Willst Du gesund werden? Das ist eine
merkwürdige Frage, die Jesus da stellt. Willst Du gesund werden – gerade noch
hat der Erzähler Johannes deutlich betont: der Mann war achtundreissig Jahre
lang krank. Vermutlich meint er damit: sein ganzes Leben. Und es wird zwar
nicht gesagt, was er hat, doch aus dem Zusammenhang der Geschichte wird
deutlich: er kann nicht laufen. Jedenfalls nicht schnell laufen. Denn als Jesus
ihm diese Frage stellt, bekommt Jesus zur Antwort: „Herr, ich habe keinen Menschen,
der mich in den Teich bringt, wenn das Wasser sich bewegt; wenn ich aber
hinkomme, so steigt ein anderer vor mir hinein“. Die Hallen am Teich Bethesda
scheinen so etwas wie sehr spezielle Krankenhäuser zu sein. Die Kranken dort
warten, bis sich das Wasser des Teichs bewegt, dann laufen sie zu dem Teich.

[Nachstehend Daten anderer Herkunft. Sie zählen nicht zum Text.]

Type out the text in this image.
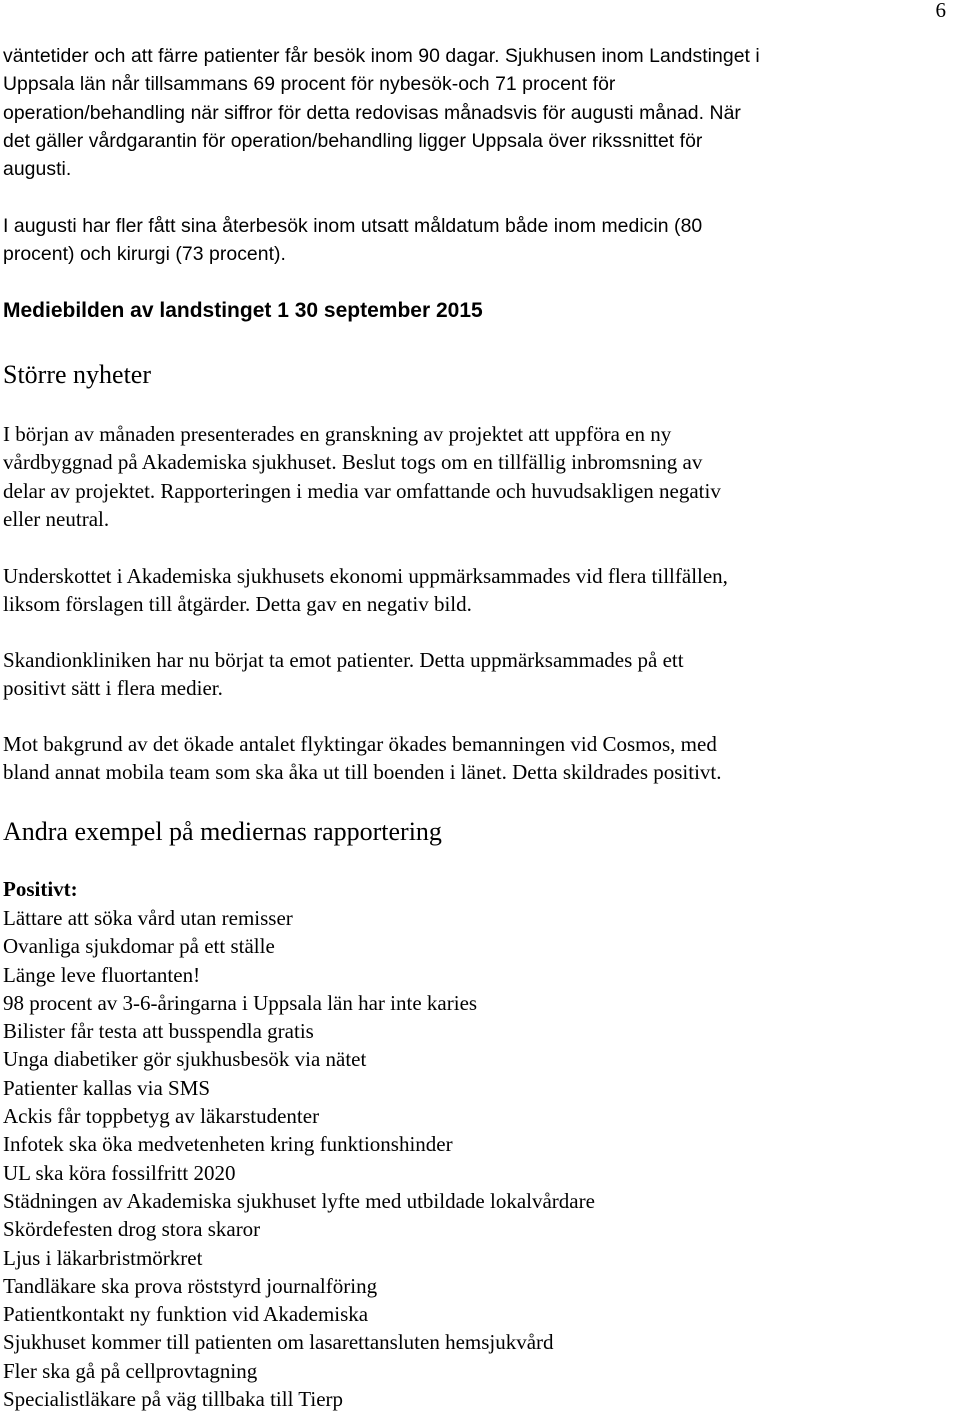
6
väntetider och att färre patienter får besök inom 90 dagar. Sjukhusen inom Landstinget i
Uppsala län når tillsammans 69 procent för nybesök-och 71 procent för
operation/behandling när siffror för detta redovisas månadsvis för augusti månad. När
det gäller vårdgarantin för operation/behandling ligger Uppsala över rikssnittet för
augusti.
I augusti har fler fått sina återbesök inom utsatt måldatum både inom medicin (80
procent) och kirurgi (73 procent).
Mediebilden av landstinget 1 30 september 2015
Större nyheter
I början av månaden presenterades en granskning av projektet att uppföra en ny
vårdbyggnad på Akademiska sjukhuset. Beslut togs om en tillfällig inbromsning av
delar av projektet. Rapporteringen i media var omfattande och huvudsakligen negativ
eller neutral.
Underskottet i Akademiska sjukhusets ekonomi uppmärksammades vid flera tillfällen,
liksom förslagen till åtgärder. Detta gav en negativ bild.
Skandionkliniken har nu börjat ta emot patienter. Detta uppmärksammades på ett
positivt sätt i flera medier.
Mot bakgrund av det ökade antalet flyktingar ökades bemanningen vid Cosmos, med
bland annat mobila team som ska åka ut till boenden i länet. Detta skildrades positivt.
Andra exempel på mediernas rapportering
Positivt:
Lättare att söka vård utan remisser
Ovanliga sjukdomar på ett ställe
Länge leve fluortanten!
98 procent av 3-6-åringarna i Uppsala län har inte karies
Bilister får testa att busspendla gratis
Unga diabetiker gör sjukhusbesök via nätet
Patienter kallas via SMS
Ackis får toppbetyg av läkarstudenter
Infotek ska öka medvetenheten kring funktionshinder
UL ska köra fossilfritt 2020
Städningen av Akademiska sjukhuset lyfte med utbildade lokalvårdare
Skördefesten drog stora skaror
Ljus i läkarbristmörkret
Tandläkare ska prova röststyrd journalföring
Patientkontakt ny funktion vid Akademiska
Sjukhuset kommer till patienten om lasarettansluten hemsjukvård
Fler ska gå på cellprovtagning
Specialistläkare på väg tillbaka till Tierp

Wer ihn als erster erreicht, wird geheilt. Dahinter steht vermutlich die
Vorstellung, dass ein heilender Engel aus dem Wasser aufsteigt oder über das
Wasser schwebt. Das ist alles recht merkwürdig und von unsren Vorstellung von
Medizin und Heilung sehr weit entfernt. Doch das ist nicht das, worauf die
Geschichte den Blick lenkt. Es ist die Frage Jesu: „Willst Du gesund werden“?
Noch einmal die Antwort des
Mannes: „Herr, ich habe keine Menschen, der mich in den Teich bringt, wenn das
Wasser sich bewegt“. Der Mann sagt nicht einfach: „Ja, ich will gesund werden“.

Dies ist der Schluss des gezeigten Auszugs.